Mr Trump’s stated expectation, in this context, is that US consumers would be forced to buy home-made products instead of the more expensive imports post-tariffs. New investments, by domestic companies as well as by foreign investors who want to jump the tariff wall, would become feasible. A short bout of inflation, the logic goes, would give way to new manufacturing, incomes, and jobs. This argument is, however, risky at best. The reordering of the location of industries would take a lot of time even if new investors were to factor in a strategy of navigating the spiral of uncertainty that the trade wars are likely to spawn. Consumers in the US will have no choice but to
buy more home-made goods even if they cost more. Higher short-term inflation and slower growth could lead to more unemployment and greater hardships for the US’s residents. There is the distinct possibility that US investors might look at foreign shores as new opportunities open up.

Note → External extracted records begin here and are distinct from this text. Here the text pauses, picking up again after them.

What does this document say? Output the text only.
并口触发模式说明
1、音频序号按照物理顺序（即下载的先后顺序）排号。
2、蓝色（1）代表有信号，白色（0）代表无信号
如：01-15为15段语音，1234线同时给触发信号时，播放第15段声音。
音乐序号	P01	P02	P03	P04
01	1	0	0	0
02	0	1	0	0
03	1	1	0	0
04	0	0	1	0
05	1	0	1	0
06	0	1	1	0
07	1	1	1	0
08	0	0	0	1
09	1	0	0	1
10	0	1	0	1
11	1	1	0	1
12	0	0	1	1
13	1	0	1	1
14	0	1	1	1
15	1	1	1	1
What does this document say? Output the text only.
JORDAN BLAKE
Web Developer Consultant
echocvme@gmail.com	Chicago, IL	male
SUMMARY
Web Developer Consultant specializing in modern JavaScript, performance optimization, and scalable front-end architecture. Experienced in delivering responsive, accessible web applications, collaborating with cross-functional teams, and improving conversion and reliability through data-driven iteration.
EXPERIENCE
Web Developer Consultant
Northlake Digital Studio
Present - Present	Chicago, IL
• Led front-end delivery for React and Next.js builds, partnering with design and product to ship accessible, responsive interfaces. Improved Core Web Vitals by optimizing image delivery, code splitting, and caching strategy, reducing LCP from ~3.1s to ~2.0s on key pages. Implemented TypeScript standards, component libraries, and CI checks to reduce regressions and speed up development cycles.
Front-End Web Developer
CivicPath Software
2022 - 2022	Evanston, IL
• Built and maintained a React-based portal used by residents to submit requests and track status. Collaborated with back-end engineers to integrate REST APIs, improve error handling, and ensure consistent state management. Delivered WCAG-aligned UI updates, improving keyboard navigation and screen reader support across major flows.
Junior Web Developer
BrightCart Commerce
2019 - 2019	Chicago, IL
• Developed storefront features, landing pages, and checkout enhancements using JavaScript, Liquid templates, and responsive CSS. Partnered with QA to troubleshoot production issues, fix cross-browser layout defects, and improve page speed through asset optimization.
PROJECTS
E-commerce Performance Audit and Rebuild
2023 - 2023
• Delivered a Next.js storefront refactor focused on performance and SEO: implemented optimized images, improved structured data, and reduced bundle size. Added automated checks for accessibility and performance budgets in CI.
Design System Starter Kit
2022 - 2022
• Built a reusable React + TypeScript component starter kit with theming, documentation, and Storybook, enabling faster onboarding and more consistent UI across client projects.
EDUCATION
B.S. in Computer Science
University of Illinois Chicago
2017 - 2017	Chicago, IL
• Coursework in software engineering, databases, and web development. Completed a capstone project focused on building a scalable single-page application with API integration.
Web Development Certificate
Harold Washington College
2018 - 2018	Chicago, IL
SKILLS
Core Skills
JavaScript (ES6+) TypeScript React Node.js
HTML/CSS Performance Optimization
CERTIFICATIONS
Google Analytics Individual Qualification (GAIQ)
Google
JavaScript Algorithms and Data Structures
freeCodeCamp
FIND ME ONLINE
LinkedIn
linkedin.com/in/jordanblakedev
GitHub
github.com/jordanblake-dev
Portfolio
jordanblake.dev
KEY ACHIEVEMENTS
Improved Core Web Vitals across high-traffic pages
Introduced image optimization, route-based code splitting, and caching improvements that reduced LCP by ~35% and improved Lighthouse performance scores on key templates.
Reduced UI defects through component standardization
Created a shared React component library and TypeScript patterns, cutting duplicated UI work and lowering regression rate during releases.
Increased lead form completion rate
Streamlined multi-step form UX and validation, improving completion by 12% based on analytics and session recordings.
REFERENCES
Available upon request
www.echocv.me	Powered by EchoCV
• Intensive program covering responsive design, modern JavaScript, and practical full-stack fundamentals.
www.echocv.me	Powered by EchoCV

In other parts of the world, the initial deceleration in international trade, especially exports to the US, will be countered by emerging opportunities in new, diversified markets. There could also be an enhanced focus on the home market. Other nations can sell in new places diverting their trade away from the US. There is also the possibility of regroupings by trade partners. However, global output and the volume of trade are bound to shrink in the short term. Given the circumstances, India must keep its options open for moving away from the US as a major trading partner, notwithstanding the ‘friendship’ between Mr Trump and Narendra Modi. America’s ‘Liberation Day’, in Mr Trump’s words, has come and gone. Ironically, in the days to come, it appears that consumers and producers in the US would be distinctly worse off in economic terms.